Following persistent questions over the course of more than two years, the Labor Department announced on Tuesday that it’s set to extend employment non-discrimination protections under current policy to transgender workers.
In a blog post on Monday, Labor Secretary Thomas Perez announced his department is set to prepare guidance to make clear that anti-trans discrimination is discrimination based on sex.
“As we celebrate Pride month and approach the 50th anniversary of the Civil Rights Act, the Labor Department is reaffirming its commitment to equal opportunity for all,” Perez said. “That’s why we are updating enforcement protocols and anti-discrimination guidance to clarify that we provide the full protection of the federal non-discrimination laws that we enforce to transgender individuals.”
LGBT advocates had been pushing for the Labor Department to interpret Executive Order 11246, which prohibits gender discrimination among federal contractors, to protect trans workers from bias in the workforce. In February, Perez told the Washington Blade during a White House news briefing that the decision on whether to extending these protections to trans workers was “under review.”
Implementing the existing directive to protect trans workers would be consistent with the U.S. Equal Employment Opportunity Commission’s 2012 decision in Macy v. Holder, which determined that trans discrimination amounts to gender discrimination under Title VII of the Civil Rights Act.
In his blog post, Perez said the Office of Federal Contract Compliance Programs, which is responsible for enforcing Executive Order 11246, will issue the guidance along with the Civil Rights Center and the Employment & Training Administration. Further, Perez says the Labor Department will seek additional opportunities to extend protections under the law to trans workers.

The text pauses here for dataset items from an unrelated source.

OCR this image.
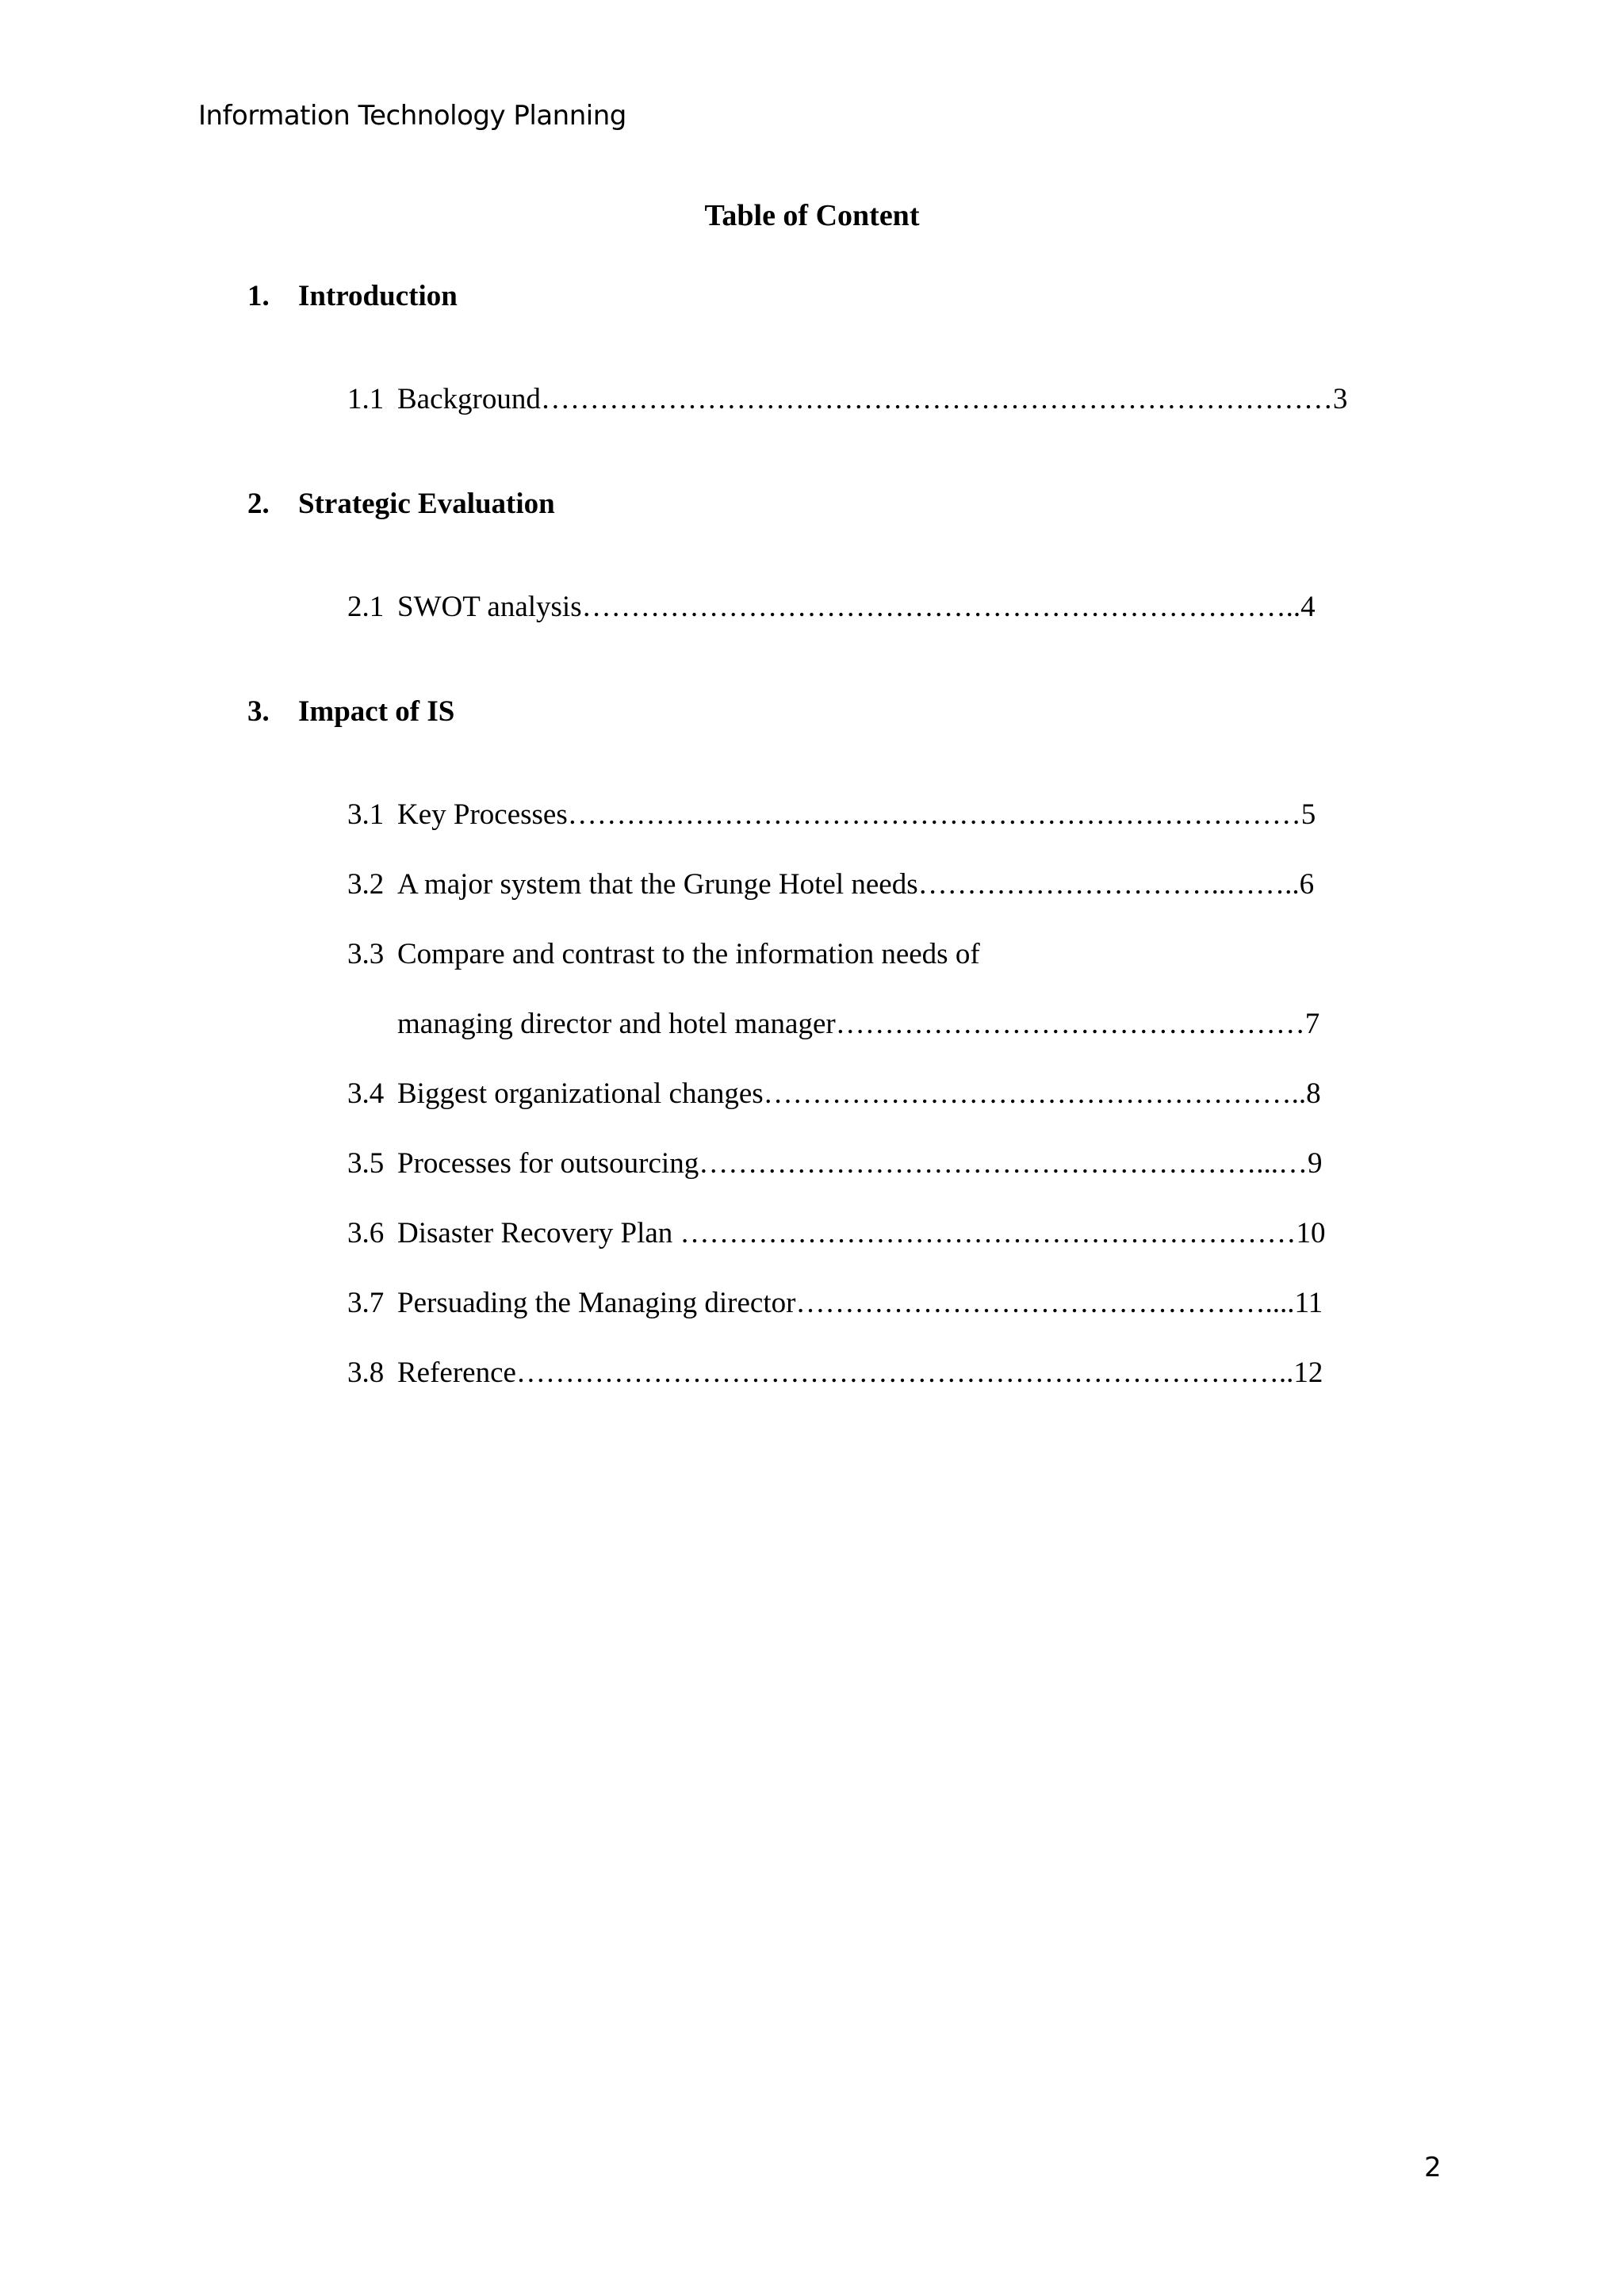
Information Technology Planning
Table of Content
1. Introduction
1.1 Background………………………………………………………………………3
2. Strategic Evaluation
2.1 SWOT analysis………………………………………………………………..4
3. Impact of IS
3.1 Key Processes…………………………………………………………………5
3.2 A major system that the Grunge Hotel needs…………………………..……..6
3.3 Compare and contrast to the information needs of
managing director and hotel manager…………………………………………7
3.4 Biggest organizational changes………………………………………………..8
3.5 Processes for outsourcing…………………………………………………...…9
3.6 Disaster Recovery Plan ………………………………………………………10
3.7 Persuading the Managing director…………………………………………....11
3.8 Reference……………………………………………………………………..12
2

“Our workforce and our entire economy are strongest when we embrace diversity to its fullest, and that means opening doors of opportunity to everyone and recognizing that the American dream excludes no one,” Perez concludes.
A Labor Department spokesperson said the new updates would apply wherever the department interprets or enforces sex-based nondiscrimination laws. The question of retroactivity will be determined based on appropriate legal principles for the relevant programs, the spokesperson said.
Unknown is the timing for when the guidance will be formally handed down. The spokesperson said the policy change is an ongoing effort and the department will continue to examine its programs and issue updated guidance as appropriate.
The development comes on the heels of an announcement from President Obama that he’s poised to take related actions by signing two executive orders: one barring LGBT workplace discrimination among federal contractors, the other barring discrimination on the basis of gender identity for federal workers.
In the wake of these decisions, interpreting trans protections under current policy may be redundant.
Mara Keisling, executive director of the National Center for Transgender Equality, praised the move from the Obama administration.
“With the impending signing of the President’s two gender identity executive orders, we are very pleased that Secretary Perez agrees with us on the need to publicly clarify the law that the Department enforces,” Keisling said.